Darek miał tę nieznośną manierę tatuśka, któremu się wydaje, że wie wszystko, a już na pewno, że tylko on wie, co jest dobre dla jego dziewięć lat młodszej siostry. Nasi rodzice zginęli, kiedy miałam jedenaście lat, i od tamtej chwili on mnie wychowywał. Wbrew oczekiwaniom robił to jak stary wyga. Żadnych szaleństw, twardo ustalone granice. W porównaniu z nim tata był najbardziej wyluzowanym ojcem ever. Miałam swoją teorię na ten temat, bo pamiętałam, jak Darek dorastał. Właściwie nie bywał w domu między szesnastym a osiemnastym rokiem życia. I pewnie, pamiętając swoje szaleństwa, zadziałał wyprzedzająco.
– Czyli kłócą się o mnie? – kontynuowałam, zerkając na Diaza.
Potaknął w milczeniu.

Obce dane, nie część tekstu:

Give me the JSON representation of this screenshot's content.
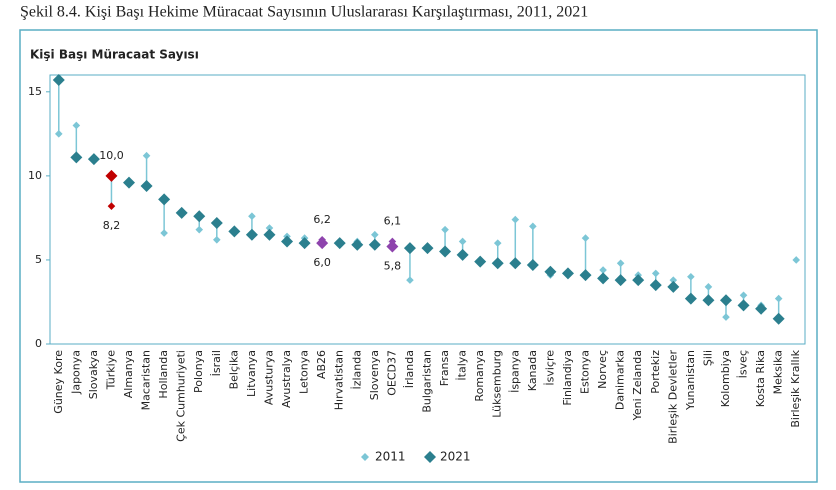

Fajny gość: nie kręcił, nie słodził. Trochę jak mój brat, który zawsze twierdził, że prawda, nawet najboleśniejsza, jest lepsza niż słodkie kłamstwa.
– Aha.
Wstałam.
– Co zamierzasz? – zainteresował się Abel.
– Ten twój partner nie jest najmilszym gościem na świecie. – Uśmiechnęłam się krzywo. – Ale uratował mi życie i nikt nie będzie po nim jeździł z mojego powodu.
Diaz nie próbował mnie powstrzymywać. Przeciwnie: rozparł się na krześle i też się wyszczerzył.
– Nie najmilszym?
– Prawdę powiedziawszy, był jak wrzód na tyłku – odpowiedziałam, po czym ruszyłam w stronę drzwi z napisem Kapitan L. Travis.
Otwierałam je z mocnym postanowieniem ratowania mojego wybawcy. Gdzieś tam w romantycznej łepetynie wyobraziłam sobie, jak ustawiam do pionu kapitana, a Ken patrzy na mnie z co najmniej takim samym uczuciem, jak ten z kreskówek o wiadomej lalce właśnie na nią. Taki miałam zamysł i przekonanie. A potem otworzyłam drzwi i usłyszałam z ust mojego niedoszłego wielbiciela:
– Każesz mi niańczyć rozpuszczoną gówniarę!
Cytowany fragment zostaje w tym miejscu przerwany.